Resident Evil Requiem setzt auf Angst und Adrenalin im Wechsel. Warum Grace und Leon kaum unterschiedlicher sein könnten und genau das den Horror neu definiert, erfahrt ihr hier.
In Resident Evil Requiem setzt Capcom im neunten Hauptteil gezielt auf zwei unterschiedliche Spielansätze. Grace Ashcroft und Leon S. Kennedy stehen dabei nicht nur für verschiedene Figuren, sondern für zwei klar abgegrenzte Gameplay-Philosophien. Wie sich die beiden unterscheiden und warum genau dieser Kontrast den Rhythmus des Spiels bestimmt, erfahrt ihr hier.
Grace Ashcroft: Survival-Horror aus der Ego-Perspektive
Grace ist keine ausgebildete Kämpferin. Ihr Spielstil ist defensiv ausgerichtet und orientiert sich am klassischen Survival-Prinzip. Ressourcen sind begrenzt, Gegner stellen eine ernsthafte Bedrohung dar und direkte Konfrontationen sind meist riskant.
Ihr bewegt euch überwiegend in der Ego-Perspektive durch die Spielwelt. Das reduziert die Übersicht und verstärkt die unmittelbare Wahrnehmung der Umgebung. Sichtlinien sind eingeschränkt, Geräusche gewinnen an Bedeutung und Begegnungen entstehen oft auf kurze Distanz.
Die Mechanik zwingt euch dazu, Situationen abzuwägen. Ausweichen, Verstecken oder das gezielte Umgehen von Gegnern stehen im Vordergrund. Graces Abschnitte knüpfen damit an die Ausrichtung von Resident Evil 7 an und rücken das Gefühl der Verwundbarkeit ins Zentrum.
Leon S. Kennedy: Kontrolle und offensive Spielweise
Leon S. Kennedy übernimmt in Resident Evil Requiem die actionbetonteren Sequenzen. Er tritt als erfahrener Einsatzveteran auf, der bereits frühere Ausbrüche überstanden hat und entsprechend souverän agiert.

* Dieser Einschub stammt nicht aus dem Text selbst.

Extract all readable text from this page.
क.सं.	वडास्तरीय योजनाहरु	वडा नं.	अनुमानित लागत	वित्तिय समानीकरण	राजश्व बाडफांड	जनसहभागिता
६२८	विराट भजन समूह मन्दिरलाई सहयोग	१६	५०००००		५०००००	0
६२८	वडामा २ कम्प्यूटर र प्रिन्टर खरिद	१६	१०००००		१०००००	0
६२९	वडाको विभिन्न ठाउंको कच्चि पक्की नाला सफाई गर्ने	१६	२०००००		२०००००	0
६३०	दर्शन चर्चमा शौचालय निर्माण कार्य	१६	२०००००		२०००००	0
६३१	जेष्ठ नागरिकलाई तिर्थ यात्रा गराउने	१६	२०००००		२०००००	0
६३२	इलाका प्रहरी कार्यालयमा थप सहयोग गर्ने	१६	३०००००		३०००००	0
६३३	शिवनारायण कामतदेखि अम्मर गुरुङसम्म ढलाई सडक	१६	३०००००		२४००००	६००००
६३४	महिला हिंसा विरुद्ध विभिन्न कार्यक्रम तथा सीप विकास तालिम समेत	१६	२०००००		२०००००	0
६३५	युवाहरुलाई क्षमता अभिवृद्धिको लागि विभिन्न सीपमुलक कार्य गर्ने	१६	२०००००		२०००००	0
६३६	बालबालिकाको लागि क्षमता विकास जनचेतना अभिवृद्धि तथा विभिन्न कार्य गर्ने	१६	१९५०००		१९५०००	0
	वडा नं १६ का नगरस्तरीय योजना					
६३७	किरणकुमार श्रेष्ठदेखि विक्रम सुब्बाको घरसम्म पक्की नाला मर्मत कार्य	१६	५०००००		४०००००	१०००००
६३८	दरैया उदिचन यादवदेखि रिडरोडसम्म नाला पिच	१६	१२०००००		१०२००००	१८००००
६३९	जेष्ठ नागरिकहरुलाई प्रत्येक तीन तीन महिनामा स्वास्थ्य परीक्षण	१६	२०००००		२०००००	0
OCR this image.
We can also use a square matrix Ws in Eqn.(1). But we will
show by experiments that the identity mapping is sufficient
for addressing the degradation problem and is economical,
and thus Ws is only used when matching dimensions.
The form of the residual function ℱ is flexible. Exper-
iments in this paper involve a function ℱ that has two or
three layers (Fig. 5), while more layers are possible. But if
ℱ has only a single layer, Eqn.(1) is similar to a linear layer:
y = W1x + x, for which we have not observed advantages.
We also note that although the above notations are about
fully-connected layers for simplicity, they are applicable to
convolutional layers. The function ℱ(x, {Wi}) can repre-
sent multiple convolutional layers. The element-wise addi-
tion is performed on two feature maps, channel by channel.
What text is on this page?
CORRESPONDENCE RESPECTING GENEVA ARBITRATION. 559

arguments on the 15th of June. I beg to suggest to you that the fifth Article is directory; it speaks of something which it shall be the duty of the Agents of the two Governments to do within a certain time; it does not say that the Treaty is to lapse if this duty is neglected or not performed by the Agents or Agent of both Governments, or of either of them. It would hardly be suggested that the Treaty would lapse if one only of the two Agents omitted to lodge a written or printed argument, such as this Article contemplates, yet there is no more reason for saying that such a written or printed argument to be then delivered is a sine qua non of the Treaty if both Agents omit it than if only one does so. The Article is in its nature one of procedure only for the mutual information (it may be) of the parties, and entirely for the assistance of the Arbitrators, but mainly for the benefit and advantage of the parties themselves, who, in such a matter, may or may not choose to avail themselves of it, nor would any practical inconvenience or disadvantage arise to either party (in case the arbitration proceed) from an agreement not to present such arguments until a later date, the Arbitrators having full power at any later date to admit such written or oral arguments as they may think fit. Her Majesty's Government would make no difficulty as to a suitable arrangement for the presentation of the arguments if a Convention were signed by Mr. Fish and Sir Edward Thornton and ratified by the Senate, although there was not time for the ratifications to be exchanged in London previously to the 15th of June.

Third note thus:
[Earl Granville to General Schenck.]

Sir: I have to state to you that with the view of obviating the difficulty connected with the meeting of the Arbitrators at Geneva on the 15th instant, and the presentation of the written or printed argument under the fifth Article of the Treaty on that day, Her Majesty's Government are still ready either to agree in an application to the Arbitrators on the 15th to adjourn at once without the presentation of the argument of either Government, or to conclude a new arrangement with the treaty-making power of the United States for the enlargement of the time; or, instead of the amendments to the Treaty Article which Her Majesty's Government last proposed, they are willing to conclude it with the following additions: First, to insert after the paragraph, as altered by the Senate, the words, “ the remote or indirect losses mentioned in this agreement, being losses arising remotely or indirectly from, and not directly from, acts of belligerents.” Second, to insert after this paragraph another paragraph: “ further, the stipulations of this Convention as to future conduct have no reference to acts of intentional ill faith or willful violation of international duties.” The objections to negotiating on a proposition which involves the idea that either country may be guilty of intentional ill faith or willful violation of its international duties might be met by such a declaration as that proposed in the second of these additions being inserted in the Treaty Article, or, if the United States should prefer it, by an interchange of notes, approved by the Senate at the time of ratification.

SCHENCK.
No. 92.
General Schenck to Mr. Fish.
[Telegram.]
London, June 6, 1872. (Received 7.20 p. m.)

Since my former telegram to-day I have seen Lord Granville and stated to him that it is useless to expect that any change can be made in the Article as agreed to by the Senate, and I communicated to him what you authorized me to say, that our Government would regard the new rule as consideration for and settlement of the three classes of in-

Seine Kapitel setzen stärker auf direkte Konfrontation. Ihr verfügt über effektivere Waffen, zusätzliche Nahkampfoptionen und mehr taktische Werkzeuge. Das Kampfsystem erinnert in seiner Struktur an Resident Evil 4, bleibt aber in das düstere Gesamtbild eingebettet.
- Hinweis: Wir haben euch die wichtigsten Charaktere von Resident Evil 9 nochmal zusammengefasst.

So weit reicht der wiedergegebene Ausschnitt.